Steven Dickens: It’s really interesting, I mean, you’ve give me a natural segue to a question I ask of all the listeners. You are describing I think where you see the mainframe platform. So I’ll ask the question I always ask of every guest on the show. Where do you see that mainframe platform, let’s pick on financial services, five years from now? I think you’ve got a different vision. So I’d be really interested to hear your thoughts in that space.
John Smith: Yeah. I think the market is going towards this concept of corelist, Steve. And corelist doesn’t mean there’s no core. But corelist is taking some of that function and putting it into the servicing element. So maybe putting it into a Salesforce or a Dynamics or other parts. In some ways you’re externalizing some of the features out of the core and making it simpler and more customer experience based.

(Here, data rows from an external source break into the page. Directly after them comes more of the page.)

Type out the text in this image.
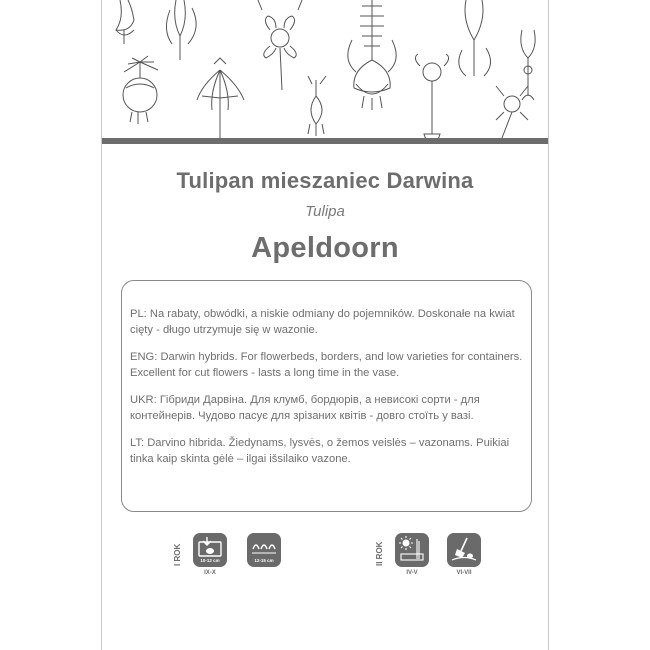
Tulipan mieszaniec Darwina
Tulipa
Apeldoorn

PL: Na rabaty, obwódki, a niskie odmiany do pojemników. Doskonałe na kwiat cięty - długo utrzymuje się w wazonie.

ENG: Darwin hybrids. For flowerbeds, borders, and low varieties for containers. Excellent for cut flowers - lasts a long time in the vase.

UKR: Гібриди Дарвіна. Для клумб, бордюрів, а невисокі сорти - для контейнерів. Чудово пасує для зрізаних квітів - довго стоїть у вазі.

LT: Darvino hibrida. Žiedynams, lysvės, o žemos veislės – vazonams. Puikiai tinka kaip skinta gėlė – ilgai išsilaiko vazone.

I ROK	10-12 cm
IX-X
12-15 cm	II ROK
IV-V	VI-VII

Obviously Zafin has a play in that space because that’s where the market is going. However, for me, the mainframe will stay for well past five years, it’s got so many things integrated into it. And actually when you strip away the cost models, and you and I spend a lot of time at this at IBM, it actually is very cost effective. And that’s what people don’t … they see this big cost number because IBM include everything, the software, the hardware, the servicing, the delivery of it. But actually when you look at the distributed system, you’ve got to add all these things up, all the apps. So, all the licensing, all the hardware, all the cloud. You put that all together, many times we found that that model actually didn’t work from a cost efficiency point of view.

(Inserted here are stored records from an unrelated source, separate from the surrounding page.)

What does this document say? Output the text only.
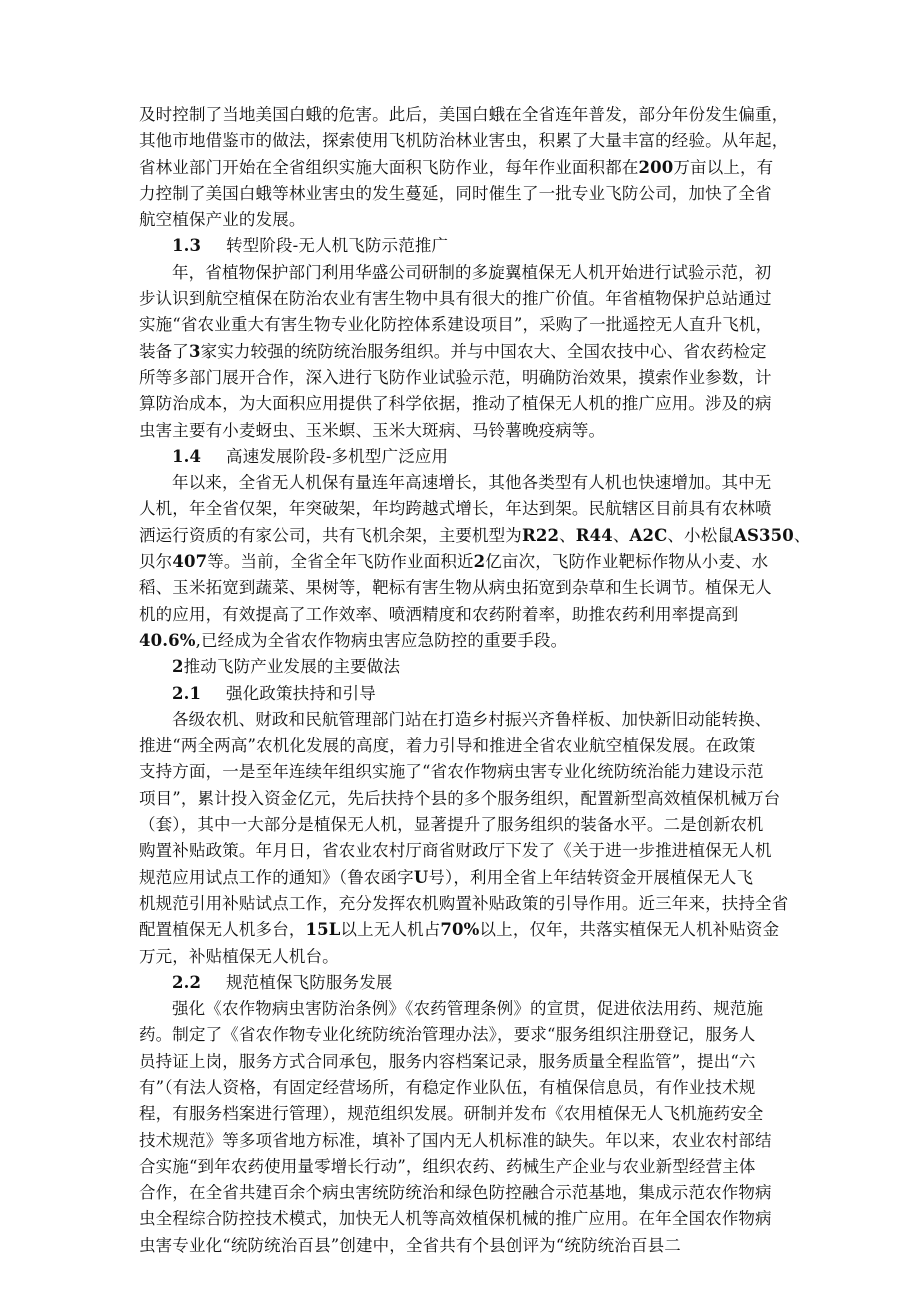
及时控制了当地美国白蛾的危害。此后，美国白蛾在全省连年普发，部分年份发生偏重，
其他市地借鉴市的做法，探索使用飞机防治林业害虫，积累了大量丰富的经验。从年起，
省林业部门开始在全省组织实施大面积飞防作业，每年作业面积都在200万亩以上，有
力控制了美国白蛾等林业害虫的发生蔓延，同时催生了一批专业飞防公司，加快了全省
航空植保产业的发展。
1.3 转型阶段-无人机飞防示范推广
年，省植物保护部门利用华盛公司研制的多旋翼植保无人机开始进行试验示范，初
步认识到航空植保在防治农业有害生物中具有很大的推广价值。年省植物保护总站通过
实施“省农业重大有害生物专业化防控体系建设项目”，采购了一批遥控无人直升飞机，
装备了3家实力较强的统防统治服务组织。并与中国农大、全国农技中心、省农药检定
所等多部门展开合作，深入进行飞防作业试验示范，明确防治效果，摸索作业参数，计
算防治成本，为大面积应用提供了科学依据，推动了植保无人机的推广应用。涉及的病
虫害主要有小麦蚜虫、玉米螟、玉米大斑病、马铃薯晚疫病等。
1.4 高速发展阶段-多机型广泛应用
年以来，全省无人机保有量连年高速增长，其他各类型有人机也快速增加。其中无
人机，年全省仅架，年突破架，年均跨越式增长，年达到架。民航辖区目前具有农林喷
洒运行资质的有家公司，共有飞机余架，主要机型为R22、R44、A2C、小松鼠AS350、
贝尔407等。当前，全省全年飞防作业面积近2亿亩次，飞防作业靶标作物从小麦、水
稻、玉米拓宽到蔬菜、果树等，靶标有害生物从病虫拓宽到杂草和生长调节。植保无人
机的应用，有效提高了工作效率、喷洒精度和农药附着率，助推农药利用率提高到
40.6%,已经成为全省农作物病虫害应急防控的重要手段。
2推动飞防产业发展的主要做法
2.1 强化政策扶持和引导
各级农机、财政和民航管理部门站在打造乡村振兴齐鲁样板、加快新旧动能转换、
推进“两全两高”农机化发展的高度，着力引导和推进全省农业航空植保发展。在政策
支持方面，一是至年连续年组织实施了“省农作物病虫害专业化统防统治能力建设示范
项目”，累计投入资金亿元，先后扶持个县的多个服务组织，配置新型高效植保机械万台
（套），其中一大部分是植保无人机，显著提升了服务组织的装备水平。二是创新农机
购置补贴政策。年月日，省农业农村厅商省财政厅下发了《关于进一步推进植保无人机
规范应用试点工作的通知》（鲁农函字U号），利用全省上年结转资金开展植保无人飞
机规范引用补贴试点工作，充分发挥农机购置补贴政策的引导作用。近三年来，扶持全省
配置植保无人机多台，15L以上无人机占70%以上，仅年，共落实植保无人机补贴资金
万元，补贴植保无人机台。
2.2 规范植保飞防服务发展
强化《农作物病虫害防治条例》《农药管理条例》的宣贯，促进依法用药、规范施
药。制定了《省农作物专业化统防统治管理办法》，要求“服务组织注册登记，服务人
员持证上岗，服务方式合同承包，服务内容档案记录，服务质量全程监管”，提出“六
有”（有法人资格，有固定经营场所，有稳定作业队伍，有植保信息员，有作业技术规
程，有服务档案进行管理），规范组织发展。研制并发布《农用植保无人飞机施药安全
技术规范》等多项省地方标准，填补了国内无人机标准的缺失。年以来，农业农村部结
合实施“到年农药使用量零增长行动”，组织农药、药械生产企业与农业新型经营主体
合作，在全省共建百余个病虫害统防统治和绿色防控融合示范基地，集成示范农作物病
虫全程综合防控技术模式，加快无人机等高效植保机械的推广应用。在年全国农作物病
虫害专业化“统防统治百县”创建中，全省共有个县创评为“统防统治百县二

So I think it actually forms a very important cog in the overall financial services market that will carry on. And the other things is data residency and security. We have some customers who want to go all cloud. And of course they’ll move. But others that say, actually, it’s almost, I need it on prem. I need the security and a data residency on prem. And I’m not comfortable with it moving. And in that case then it absolutely stays as well. So I see it as an ongoing critical piece of the financial services infrastructure that we can help modernize. That would be my view there.
Steven Dickens: Yeah, that’s fantastic. I tend to agree as you know. One final question, John, as we look to wrap up here. I know we’re time crunched today. I think you’ve got a really interesting career arc. Poacher turned gamekeeper. Worked in channel partners. One question I always ask, if you’ve got the opportunity to go back to John Smith, aged 21, what would you say to build a career in that space? What would your advice be?

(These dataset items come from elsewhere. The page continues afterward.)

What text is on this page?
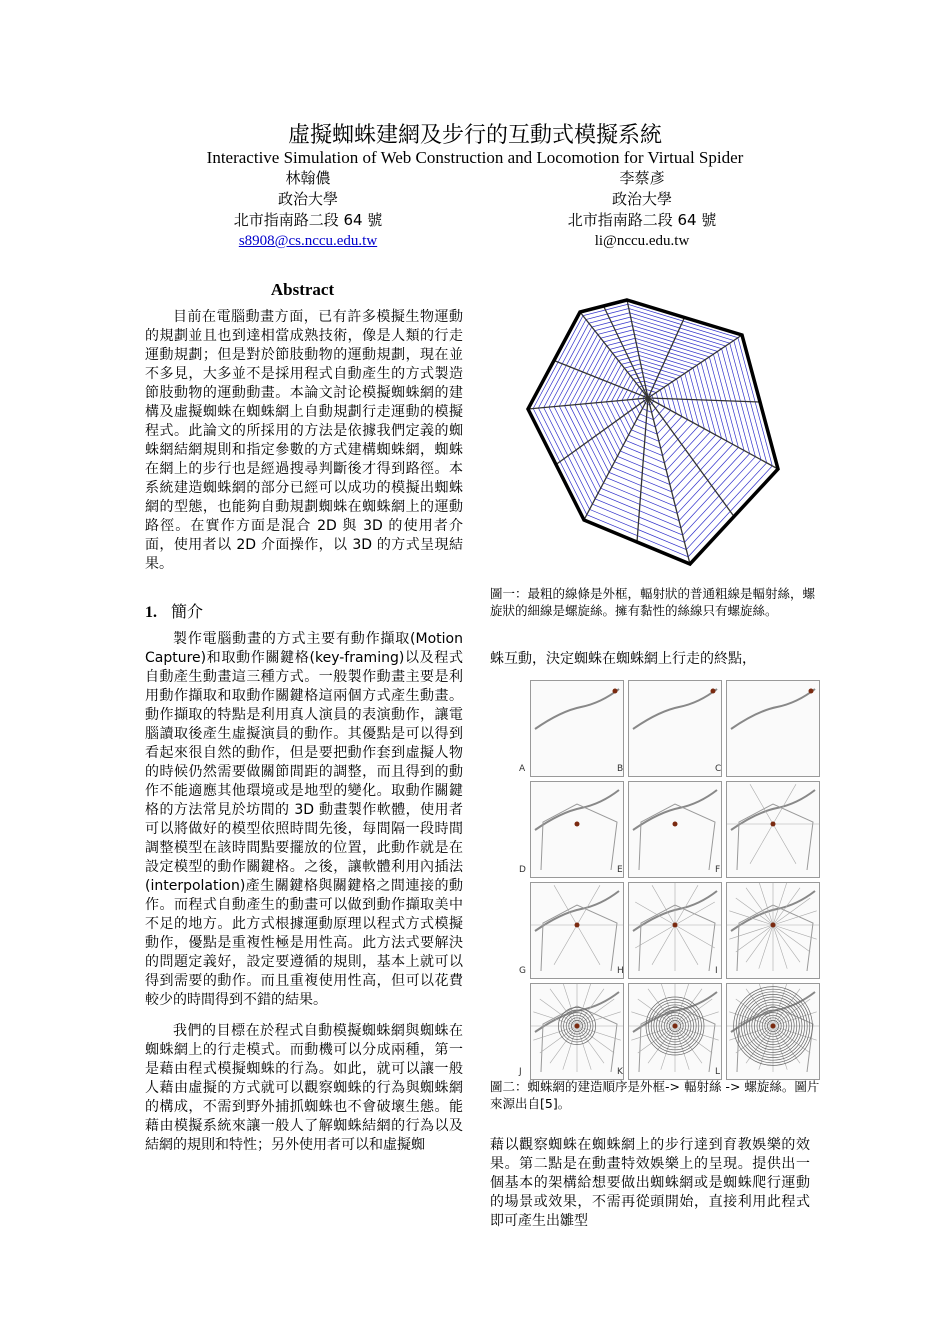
虛擬蜘蛛建網及步行的互動式模擬系統
Interactive Simulation of Web Construction and Locomotion for Virtual Spider
林翰儂
政治大學
北市指南路二段 64 號
s8908@cs.nccu.edu.tw
李蔡彥
政治大學
北市指南路二段 64 號
li@nccu.edu.tw
Abstract

目前在電腦動畫方面，已有許多模擬生物運動的規劃並且也到達相當成熟技術，像是人類的行走運動規劃；但是對於節肢動物的運動規劃，現在並不多見，大多並不是採用程式自動產生的方式製造節肢動物的運動動畫。本論文討论模擬蜘蛛網的建構及虛擬蜘蛛在蜘蛛網上自動規劃行走運動的模擬程式。此論文的所採用的方法是依據我們定義的蜘蛛網結網規則和指定參數的方式建構蜘蛛網，蜘蛛在網上的步行也是經過搜尋判斷後才得到路徑。本系統建造蜘蛛網的部分已經可以成功的模擬出蜘蛛網的型態，也能夠自動規劃蜘蛛在蜘蛛網上的運動路徑。在實作方面是混合 2D 與 3D 的使用者介面，使用者以 2D 介面操作，以 3D 的方式呈現結果。

1. 簡介

製作電腦動畫的方式主要有動作擷取(Motion Capture)和取動作關鍵格(key-framing)以及程式自動產生動畫這三種方式。一般製作動畫主要是利用動作擷取和取動作關鍵格這兩個方式產生動畫。動作擷取的特點是利用真人演員的表演動作，讓電腦讀取後產生虛擬演員的動作。其優點是可以得到看起來很自然的動作，但是要把動作套到虛擬人物的時候仍然需要做關節間距的調整，而且得到的動作不能適應其他環境或是地型的變化。取動作關鍵格的方法常見於坊間的 3D 動畫製作軟體，使用者可以將做好的模型依照時間先後，每間隔一段時間調整模型在該時間點要擺放的位置，此動作就是在設定模型的動作關鍵格。之後，讓軟體利用內插法(interpolation)產生關鍵格與關鍵格之間連接的動作。而程式自動產生的動畫可以做到動作擷取美中不足的地方。此方式根據運動原理以程式方式模擬動作，優點是重複性極是用性高。此方法式要解決的問題定義好，設定要遵循的規則，基本上就可以得到需要的動作。而且重複使用性高，但可以花費較少的時間得到不錯的結果。

我們的目標在於程式自動模擬蜘蛛網與蜘蛛在蜘蛛網上的行走模式。而動機可以分成兩種，第一是藉由程式模擬蜘蛛的行為。如此，就可以讓一般人藉由虛擬的方式就可以觀察蜘蛛的行為與蜘蛛網的構成，不需到野外捕抓蜘蛛也不會破壞生態。能藉由模擬系統來讓一般人了解蜘蛛結網的行為以及結網的規則和特性；另外使用者可以和虛擬蜘

圖一：最粗的線條是外框，輻射狀的普通粗線是輻射絲，螺旋狀的細線是螺旋絲。擁有黏性的絲線只有螺旋絲。
蛛互動，決定蜘蛛在蜘蛛網上行走的終點，
A	B	C
D	E	F
G	H	I
J	K	L
圖二：蜘蛛網的建造順序是外框-> 輻射絲 -> 螺旋絲。圖片來源出自[5]。
藉以觀察蜘蛛在蜘蛛網上的步行達到育教娛樂的效果。第二點是在動畫特效娛樂上的呈現。提供出一個基本的架構給想要做出蜘蛛網或是蜘蛛爬行運動的場景或效果，不需再從頭開始，直接利用此程式即可產生出雛型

John Smith: Yeah, I would absolutely say it’s a marathon, not a sprint. And that’s a classic. But it is something for me. It’s about getting mentors. Make sure you get mentors. Make sure you take feedback on your career. For me, it’s about having integrity and honesty in what you’re doing. And staying the course.
And one of the biggest ones, treating people with respect. And as I’ve moved into leadership positions, what I’ve found is, that’s the key. If you’re going to lead a team, treat people with respect. And lead from example. So rather than the talk, and the talk is important, but it’s got to be an action. Execution is key.
Steven Dickens: I think that’s really solid advice. Well, John, thank you very much for coming on the show. I know we’ve been trying to do this for months it seems now. So, it’s been a pleasure. It’s great to see you in person. We’ll get that scheduled to catch up in real life. It’s been too many years now since we got together.